Type of Realistic Job Preview: Structured Observations

Adapted with permission from materials developed by Susan O’Nell, Sherri Larson, Amy Hewitt, and John Sauer from the University of Minnesota Institute on Community Integration.
These are observations at a work site that are structured by the employer to give potential employees a comprehensive overview of job expectations. In a structured observation, employees might spend some time talking with the observer, but the strategy is most effective if the observer takes responsibility for gathering information, so that working staff are focused on performing their duties in the usual way. Scheduling structured observations during busy, but routine activities, helps ensure that staff members act naturally during the observation.
Development Considerations
Structured observations should be carefully planned to identify critical components and make them effective and comprehensive. The observer should have a checklist or other tools (see Questions to Recent Hires[2.2.1.h.1] and Questions to Supervisors or Incumbents[2.2.1.h.2] for some suggested topics that may be asked) that guide them in the information-gathering process, and they should be free to seek additional information. Employees being observed and anyone else involved in the session should be asked to participate in planning the session.

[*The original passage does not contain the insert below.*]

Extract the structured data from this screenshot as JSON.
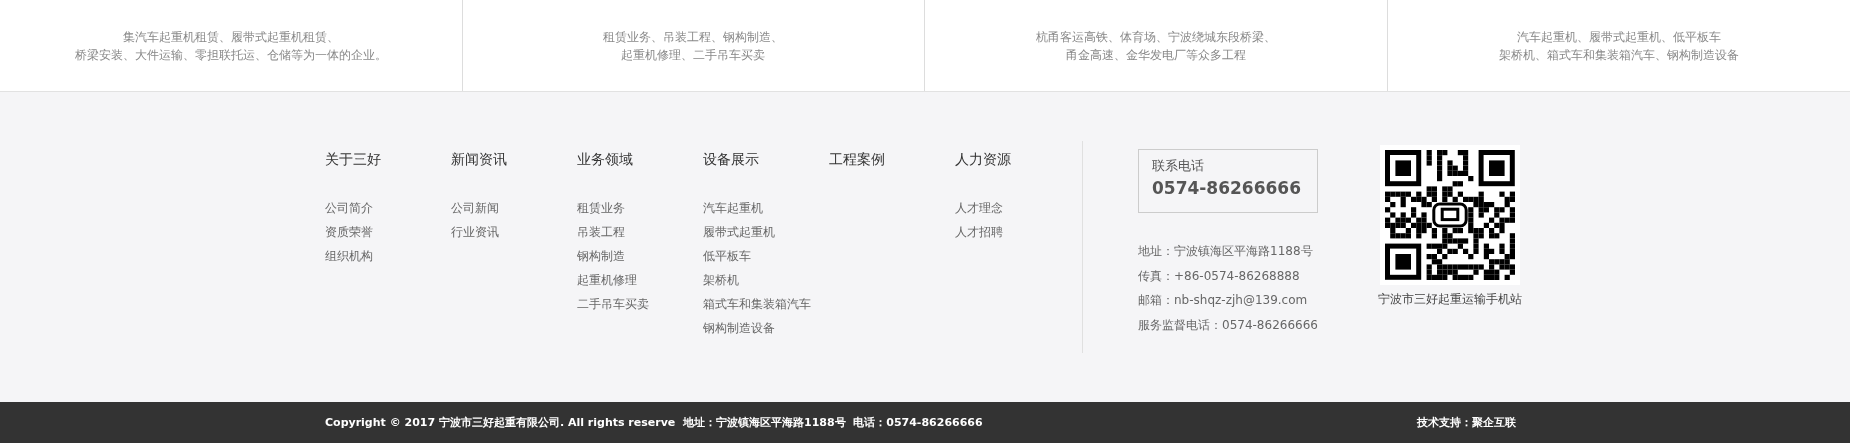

Implementation Considerations
Observations should take place in the exact site where the person would work, if possible. In addition, they should occur at times that will help the applicant get a realistic expectation of the job’s responsibilities (when staff members are not focused on the visitor and are acting naturally.) Observations should be followed by a debriefing to answer questions and provide additional information about job components that were not observed. Scheduling should take place well in advance to ensure a convenient time for all involved.
Cost Effectiveness
Structured observations are the least expensive RJP method to implement, because extra staff time is not required during the observation. Materials such as checklists are inexpensive to produce and update.
Structured observations:
  • Are inexpensive to develop/implement;
  • Are easy to update;
  • Are easy to customize to individual sites and consumer populations;
  • If the position is consumer-centered it can provide consumers with opportunities to be directly involved in the hiring process;
  • Provide direct information to the potential hire from the people who understand the job best;
  • Offer easy access to staff to ask questions; and
  • Set the expectation that the job requires supporting and informing new and potential staff.
Structured observations:
  • Could be invasive to employees or make it difficult for people to act naturally during the observation;
  • Could be invasive to consumers or family members;
  • Will vary with each visit;
  • Do not address all issues of concern to new employees (i.e., pay and benefits, all job duties);
  • Can be difficult to schedule;
  • Are not portable; and
  • Might involve risks for observations in the field, in locked units, or in correctional settings.